I and life are leached
of meaning

somehow a seed
of belief

sprouts the instant
I acknowledge it:

little weedy hardy would-be
greenness

tugged upward
by light

while deep within
roots like talons

are taking hold again
of this our only earth.

- CHRISTIAN WIMAN

http://www.orionmagazine.org/index.php/articles/poem/5942/

Maddy Harland |
Saturday, November 5, 2011 - 11:28pm

Thank you so much Christian. Now that is a wonderful poem. I shall hold that next to my heart and be renewed.

Patsy Robinson |
Wednesday, November 30, 2011 - 4:55pm

A FATAL MISTAKE by Edna Eglinton

The turtle was killed by a careless hand
three thousand miles away,
a hand that had crumpled a plastic bag
tossed it aside and left it to lie
in the grass on a cliff by the sea.

It blew on the wind out over the bay
and fell in the tidal stream
where the strength of the current carried it on
rolling and rocking through froth and foam
to the warmth of a faraway sea.

Sunshine expanded the air in the bag
till it floated on top of the swell,
like one of the crowd of jellyfish there
sparkling with colours of sunshine and air
afloat on the rollicking sea.

A hungry turtle swimming by
snapped it up in his jellyfish meal.
It stuck in his throat
and choked him — dead
in the middle of that sea.

Three thousand miles from that careless hand
a female turtle waits.
She has no fertile eggs this year,
no small new turtles will appear
in the sand by that lonely sea.

Peter Adeline |
Thursday, December 1, 2011 - 9:24am

Hi Maddy, nice thread building here. As he is in the news again today, the following might be of interest:

BOTTOM GEAR

The big difference, between Jeremy and I,
Is that he really hopes he’s right
Whereas I really hope I’m wrong.

So when the last drip of oil has dropped
And the toys start to rust
And the boys stand bemused, lads at a loss,

We’ll compare notes, me and Jeremy,
And see if anything we could have done differently
Would have made a difference. Hmmm.

Transition Crouch End |
Sunday, December 4, 2011 - 5:58pm

I love this poem by Matt Harvey - a serious message told with a light touch.

Less is More
Can less be more, can more be less?
Well, yes and no, and no and yes
Well, more or less…

More bikes, fewer cars
Less haze, more stars

Less haste, more time
Less reason, more rhyme

More time, less stress
Fewer miles, more fresh (vegetables)

Fewer car parks, more acres of available urban soil
More farmers’ markets, less produce effectively marinated in crude oil

Less colouring, more taste
More mashing, less waste

Fewer couch potatoes, more spring greens
Fewer tired tomatoes, more runner beans

More stillness, less inertia
Less illness, more Echinacea

More community, less isolation
Less just sitting there, more participation!

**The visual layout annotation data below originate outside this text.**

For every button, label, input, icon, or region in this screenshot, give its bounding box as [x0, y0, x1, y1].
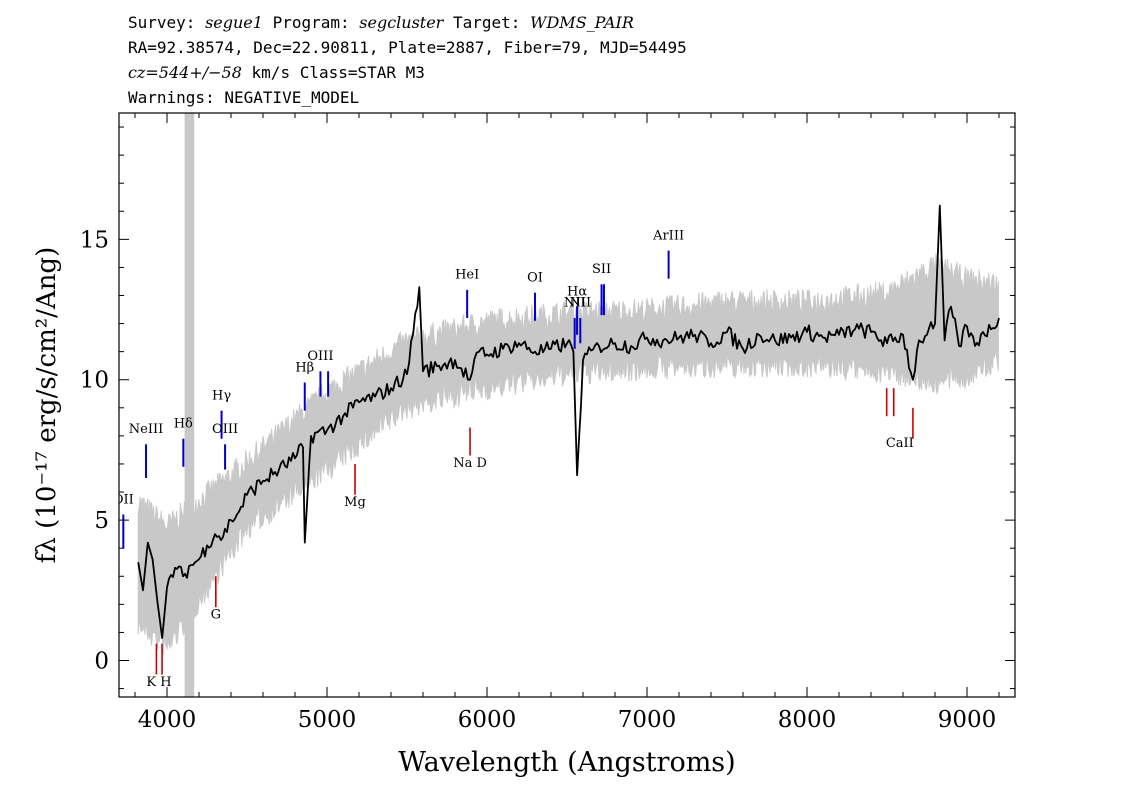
target-label: Target:: [443, 13, 531, 32]
emission-label: OI: [527, 270, 543, 285]
emission-label: NII: [569, 296, 591, 311]
x-tick-label: 6000: [458, 707, 517, 733]
emission-label: OII: [113, 492, 134, 507]
x-tick-label: 9000: [938, 707, 997, 733]
emission-label: NeIII: [129, 422, 163, 437]
absorption-label: CaII: [886, 436, 914, 451]
error-envelope: [137, 253, 999, 657]
emission-label: Hγ: [212, 388, 231, 403]
survey-value: segue1: [205, 13, 263, 32]
absorption-label: Na D: [453, 456, 487, 471]
x-tick-label: 4000: [138, 707, 197, 733]
plot-frame: [118, 112, 1016, 698]
emission-label: Hδ: [174, 416, 193, 431]
class-text: km/s Class=STAR M3: [241, 63, 425, 82]
program-value: segcluster: [359, 13, 444, 32]
header-line-coords: RA=92.38574, Dec=22.90811, Plate=2887, F…: [128, 38, 687, 57]
emission-label: ArIII: [652, 228, 684, 243]
emission-label: Hβ: [295, 360, 314, 375]
target-value: WDMS_PAIR: [530, 13, 634, 32]
cz-value: cz=544+/−58: [128, 63, 242, 82]
header-line-class: cz=544+/−58 km/s Class=STAR M3: [128, 63, 425, 82]
masked-band: [184, 113, 195, 697]
emission-label: NII: [564, 296, 586, 311]
emission-label: OIII: [307, 349, 333, 364]
y-tick-label: 5: [94, 508, 109, 534]
emission-label: SII: [592, 262, 611, 277]
y-tick-label: 0: [94, 649, 109, 675]
x-tick-label: 7000: [618, 707, 677, 733]
emission-label: HeI: [455, 268, 479, 283]
y-tick-label: 10: [80, 368, 109, 394]
header-line-warnings: Warnings: NEGATIVE_MODEL: [128, 88, 360, 107]
emission-label: Hα: [567, 285, 587, 300]
emission-label: OIII: [212, 422, 238, 437]
x-tick-label: 5000: [298, 707, 357, 733]
y-tick-label: 15: [80, 227, 109, 253]
header-line-survey: Survey: segue1 Program: segcluster Targe…: [128, 13, 634, 32]
y-axis-label: fλ (10⁻¹⁷ erg/s/cm²/Ang): [32, 247, 62, 563]
absorption-label: K H: [146, 675, 171, 690]
flux-line: [137, 204, 1000, 639]
absorption-label: G: [211, 607, 221, 622]
survey-label: Survey:: [128, 13, 206, 32]
x-axis-label: Wavelength (Angstroms): [398, 747, 735, 778]
program-label: Program:: [262, 13, 360, 32]
absorption-label: Mg: [344, 495, 366, 510]
x-tick-label: 8000: [778, 707, 837, 733]
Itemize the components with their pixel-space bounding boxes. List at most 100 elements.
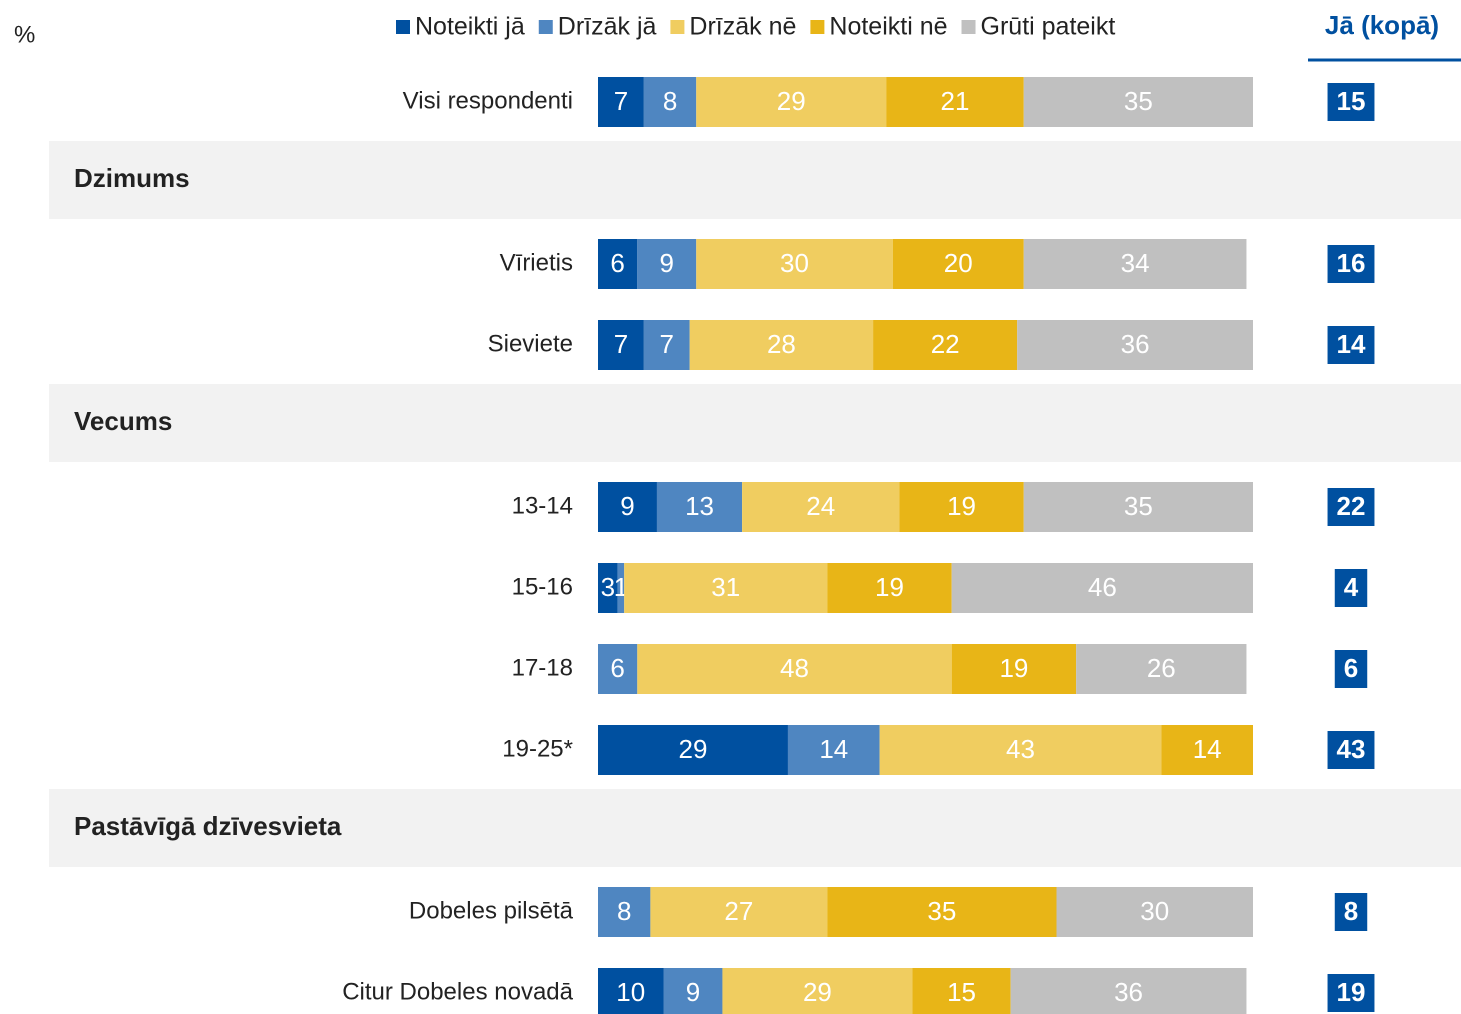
bar-segment [598, 968, 664, 1014]
total-label: 43 [1337, 734, 1366, 764]
value-label: 14 [819, 734, 848, 764]
value-label: 30 [1140, 896, 1169, 926]
bar-segment [912, 968, 1011, 1014]
total-box [1334, 569, 1368, 607]
value-label: 20 [944, 248, 973, 278]
bar-segment [598, 482, 657, 532]
bar-segment [598, 320, 644, 370]
bar-segment [643, 77, 697, 127]
bar-segment [1056, 887, 1253, 937]
bar-segment [637, 239, 697, 289]
section-band [49, 384, 1461, 462]
bar-segment [1023, 482, 1253, 532]
section-label: Dzimums [74, 163, 190, 193]
bar-segment [951, 563, 1253, 613]
bar-segment [598, 239, 638, 289]
bar-segment [598, 725, 788, 775]
bar-segment [1017, 320, 1253, 370]
category-label: Visi respondenti [403, 87, 573, 114]
bar-segment [787, 725, 880, 775]
section-label: Vecums [74, 406, 172, 436]
total-label: 8 [1344, 896, 1358, 926]
value-label: 31 [711, 572, 740, 602]
total-box [1327, 731, 1375, 769]
value-label: 7 [614, 86, 628, 116]
value-label: 3 [601, 572, 615, 602]
value-label: 10 [616, 977, 645, 1007]
total-box [1327, 974, 1375, 1012]
value-label: 9 [660, 248, 674, 278]
legend-swatch [961, 20, 976, 34]
value-label: 35 [1124, 491, 1153, 521]
value-label: 26 [1147, 653, 1176, 683]
legend-label: Drīzāk jā [558, 13, 657, 41]
bar-segment [1161, 725, 1253, 775]
bar-segment [742, 482, 900, 532]
total-box [1327, 245, 1375, 283]
value-label: 7 [660, 329, 674, 359]
total-box [1327, 488, 1375, 526]
legend-swatch [810, 20, 825, 34]
category-label: 17-18 [512, 654, 573, 681]
value-label: 35 [1124, 86, 1153, 116]
value-label: 6 [610, 248, 624, 278]
legend-swatch [396, 20, 410, 34]
category-label: 19-25* [502, 735, 573, 762]
bar-segment [1023, 77, 1253, 127]
value-label: 48 [780, 653, 809, 683]
value-label: 9 [620, 491, 634, 521]
legend-label: Noteikti nē [829, 13, 947, 41]
bar-segment [643, 320, 690, 370]
bar-segment [598, 644, 638, 694]
total-label: 14 [1337, 329, 1366, 359]
total-label: 6 [1344, 653, 1358, 683]
value-label: 15 [947, 977, 976, 1007]
value-label: 7 [614, 329, 628, 359]
value-label: 8 [663, 86, 677, 116]
legend-swatch [670, 20, 685, 34]
total-label: 16 [1337, 248, 1366, 278]
value-label: 27 [724, 896, 753, 926]
category-label: Vīrietis [500, 249, 573, 276]
value-label: 8 [617, 896, 631, 926]
category-label: 15-16 [512, 573, 573, 600]
value-label: 43 [1006, 734, 1035, 764]
category-label: Citur Dobeles novadā [342, 978, 573, 1005]
bar-segment [696, 239, 893, 289]
total-box [1327, 83, 1375, 121]
value-label: 19 [947, 491, 976, 521]
value-label: 19 [875, 572, 904, 602]
value-label: 9 [686, 977, 700, 1007]
category-label: Dobeles pilsētā [409, 897, 574, 924]
bar-segment [696, 77, 887, 127]
category-label: Sieviete [488, 330, 573, 357]
section-band [49, 141, 1461, 219]
value-label: 13 [685, 491, 714, 521]
total-label: 15 [1337, 86, 1366, 116]
bar-segment [637, 644, 952, 694]
value-label: 29 [803, 977, 832, 1007]
bar-segment [624, 563, 828, 613]
bar-segment [689, 320, 874, 370]
value-label: 28 [767, 329, 796, 359]
bar-segment [873, 320, 1018, 370]
value-label: 36 [1114, 977, 1143, 1007]
section-label: Pastāvīgā dzīvesvieta [74, 811, 342, 841]
value-label: 21 [941, 86, 970, 116]
value-label: 22 [931, 329, 960, 359]
bar-segment [617, 563, 625, 613]
value-label: 35 [927, 896, 956, 926]
value-label: 19 [999, 653, 1028, 683]
bar-segment [656, 482, 743, 532]
bar-segment [827, 887, 1057, 937]
value-label: 29 [679, 734, 708, 764]
value-label: 6 [610, 653, 624, 683]
legend-swatch [538, 20, 553, 34]
value-label: 29 [777, 86, 806, 116]
section-band [49, 789, 1461, 867]
total-label: 22 [1337, 491, 1366, 521]
legend-label: Drīzāk nē [689, 13, 796, 41]
bar-segment [650, 887, 828, 937]
unit-label: % [14, 21, 35, 48]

More wells (not oil ones, obviously), fewer ills
Fewer clean fingernails, more skills

More co-operation, less compliancy
Less complacency, more self-reliancy

Less competition, more collaboration
Less passive listening, more participation!

Less attention defic…, more concentration
Less passive listening, more participation!

(Less repetition)

Less of a warm globe, more a chilly’un
More of a wise world, at least 34 fewer parts of C02 per million

Less stress-related cardio-vascular and pulmonary failure
More nurturing quality time in the company of a favourite clematis or dahlia

More craftsmanship, less built-in obsolescence
More political maturity, less apparently-consequence-free extended adolescence

More believed-to-be-beautiful, known-to-be-useful things
Less cheap, pointless, petroleum-steeped stuff

So Yes, less is more – and enough’s enough…

Maddy Harland |
Tuesday, December 27, 2011 - 6:58pm

Matt Harvey has the rare skill of combining wit with ecological insight. I saw him read his poems at the launching of the Transition Handbook. He was great!